“Don’t get me started,” Roger Waters told the crowd at HP Pavilion, not far into his first of two nights performing the classic Pink Floyd album The Wall. “If I start telling jokes, we’ll be here all night.”
Wait, Roger Waters knows jokes? The official Crotchety Old Man of rock, Waters is known for dour expressions, even more dour lyrics, and occasionally suing former band mates to keep them from performing. Oh, and, you know, writing a few of rock’s true masterpiece albums.
“I apologize,” he said. “I’m feeling rather jovial this evening.”
Ah, well then, what a perfect night to recreate his sprawling story of a rock star degenerating into paranoid psychosis, set against a backdrop of war and fascism!
But in fact, it actually was. It’s easy to talk about the awesome power of Waters’ fully operational stage show, but underneath the spectacle of what is certainly the most epic rock concert I’ve ever seen, there was a feeling of liberation radiating from the man at the center of it, which gave the music’s themes of escape from misery and hatred a new power.
That man on stage this week at HP was an entirely different Roger Waters than the one who penned The Wall three decades ago because he himself was feeling the same alienation experienced by its main character, Pink. (Though Pink, it must be noted, was also partially based on Syd Barrett, the mad genius who first led Floyd.)
This was a Roger Waters who smiled while laying out Pink’s deterioration in “One of My Turns,” who tapped his feet during the heartbreakingly sad “Nobody Home” and who waved to the audience while playing rock’s most famous (not to mention best) breakdown anthem, “Comfortably Numb.” When Floyd performed the legendary Wall Tour of 1980 and 1981, Waters was inhabiting the character of Pink—he even wanted to play him in the 1982 film adaptation, until he realized he couldn’t act and allowed Alan Parker to replace him with Bob Geldof.
But this time around, he wasn’t identifying with Pink any longer. This time, he was telling someone else’s story, or perhaps simply a cautionary fantasy. “It’s been a long journey since then, and I don’t feel that way anymore,” he said in a touching moment during the curtain call.
Perhaps that’s why he was able to ask David Gilmour, his estranged former Floyd bandmate, to join him on guitar for the tour. It’s too bad Gilmour wasn’t interested, because he was the only thing missing from this show. The gang of a dozen or so musicians that Waters assembled for this tour (including G.E. Smith on guitar) was excellent, but just as Floyd has never really been able to replace Waters’ conceptual and lyrical genius, no one can bring quite the same heart and soul that Gilmour delivered in his guitar and vocal parts.
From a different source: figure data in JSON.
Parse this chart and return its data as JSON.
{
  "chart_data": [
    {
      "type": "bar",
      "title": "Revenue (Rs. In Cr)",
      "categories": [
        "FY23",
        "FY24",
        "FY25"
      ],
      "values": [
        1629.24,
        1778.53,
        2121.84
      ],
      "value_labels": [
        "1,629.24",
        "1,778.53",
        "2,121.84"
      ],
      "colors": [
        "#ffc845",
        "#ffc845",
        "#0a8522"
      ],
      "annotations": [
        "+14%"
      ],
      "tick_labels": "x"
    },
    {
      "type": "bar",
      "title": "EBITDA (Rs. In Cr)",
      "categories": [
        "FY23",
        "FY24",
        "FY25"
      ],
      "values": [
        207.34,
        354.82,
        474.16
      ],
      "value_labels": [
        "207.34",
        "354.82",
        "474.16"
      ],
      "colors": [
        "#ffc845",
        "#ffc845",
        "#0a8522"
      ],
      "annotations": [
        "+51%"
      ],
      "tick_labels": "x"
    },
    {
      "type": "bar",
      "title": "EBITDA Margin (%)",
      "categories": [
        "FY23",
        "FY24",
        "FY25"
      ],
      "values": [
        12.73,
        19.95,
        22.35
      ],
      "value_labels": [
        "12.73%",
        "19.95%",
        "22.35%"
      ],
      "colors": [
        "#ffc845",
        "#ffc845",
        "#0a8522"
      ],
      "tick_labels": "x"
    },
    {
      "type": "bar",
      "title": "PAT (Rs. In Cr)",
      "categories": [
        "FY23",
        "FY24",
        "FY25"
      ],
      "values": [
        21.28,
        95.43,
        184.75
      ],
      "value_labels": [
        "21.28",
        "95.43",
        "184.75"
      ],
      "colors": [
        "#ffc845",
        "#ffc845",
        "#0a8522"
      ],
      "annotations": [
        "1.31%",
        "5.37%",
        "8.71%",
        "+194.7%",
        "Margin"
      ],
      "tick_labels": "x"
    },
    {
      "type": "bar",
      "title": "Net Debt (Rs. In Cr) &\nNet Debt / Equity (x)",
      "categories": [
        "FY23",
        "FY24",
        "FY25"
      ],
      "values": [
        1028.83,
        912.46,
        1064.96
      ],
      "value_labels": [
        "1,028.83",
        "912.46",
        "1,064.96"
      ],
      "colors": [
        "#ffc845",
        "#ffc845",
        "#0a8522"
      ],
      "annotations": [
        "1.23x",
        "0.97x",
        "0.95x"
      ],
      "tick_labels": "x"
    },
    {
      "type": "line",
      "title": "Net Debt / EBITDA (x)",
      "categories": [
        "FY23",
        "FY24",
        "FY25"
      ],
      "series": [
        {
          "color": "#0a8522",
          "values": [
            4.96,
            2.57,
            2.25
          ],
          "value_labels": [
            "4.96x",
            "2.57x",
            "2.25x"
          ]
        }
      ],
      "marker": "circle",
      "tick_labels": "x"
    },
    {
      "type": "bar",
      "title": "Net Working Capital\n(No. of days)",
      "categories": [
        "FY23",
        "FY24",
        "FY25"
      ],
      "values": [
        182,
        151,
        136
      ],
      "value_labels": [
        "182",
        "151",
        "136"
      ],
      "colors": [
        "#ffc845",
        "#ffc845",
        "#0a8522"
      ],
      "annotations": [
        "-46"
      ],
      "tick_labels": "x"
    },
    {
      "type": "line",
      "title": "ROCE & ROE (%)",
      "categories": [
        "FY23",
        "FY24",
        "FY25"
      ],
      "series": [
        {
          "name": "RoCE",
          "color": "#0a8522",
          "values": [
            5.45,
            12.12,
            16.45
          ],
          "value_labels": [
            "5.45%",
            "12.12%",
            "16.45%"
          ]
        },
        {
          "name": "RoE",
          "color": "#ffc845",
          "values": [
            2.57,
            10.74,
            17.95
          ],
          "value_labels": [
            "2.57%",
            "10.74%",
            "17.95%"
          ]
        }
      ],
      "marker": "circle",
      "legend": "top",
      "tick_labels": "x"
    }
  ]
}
Still, Waters has attacked this re-staging with everything’s he got, and it delivers knockout punches all the way through. From the moment an actual scaled-down plane flew across the Pavilion and disappeared into a giant plume of fire, it was obviously useless trying to predict what he would come up with next. The huge pillars of pyrotechnics and the giant puppets were impressive. But it was really what he did with the wall itself that had the most impact.
The idea of building this wall of actual bricks, one by one, until the performers are completely obscured, originated with the original Floyd tour, which ended with a 40-foot wall standing between the band and the audience, which then of course got torn down in the finale. For this tour, Waters built on that idea (no pun intended) to make the ever-evolving wall a blank slate for a series for amazing projections. Sometimes it was graffiti painted with light, another time the lighting was used to make the bottom half of the wall look like a subway car in motion. During the intermission, it served as a shifting gallery of people from around the world killed in battle or political protest. Band members would suddenly appear on top of it, and Waters would sing from perches and spaces in the wall.
At one point, he even sang “Mother” in perfect time with a gigantic projection of himself singing the same song at Earls Court in 1980.
Thirty years later, Waters definitely looks different (though he’s actually in better shape now—he appears to be living the Jack LaLanne Way). But it’s how he feels different that elevated the music and lyrics he wrote for what is probably one of the most depressing albums of all time. His own transformation has finally brought out the hope and redemption Waters built into The Wall.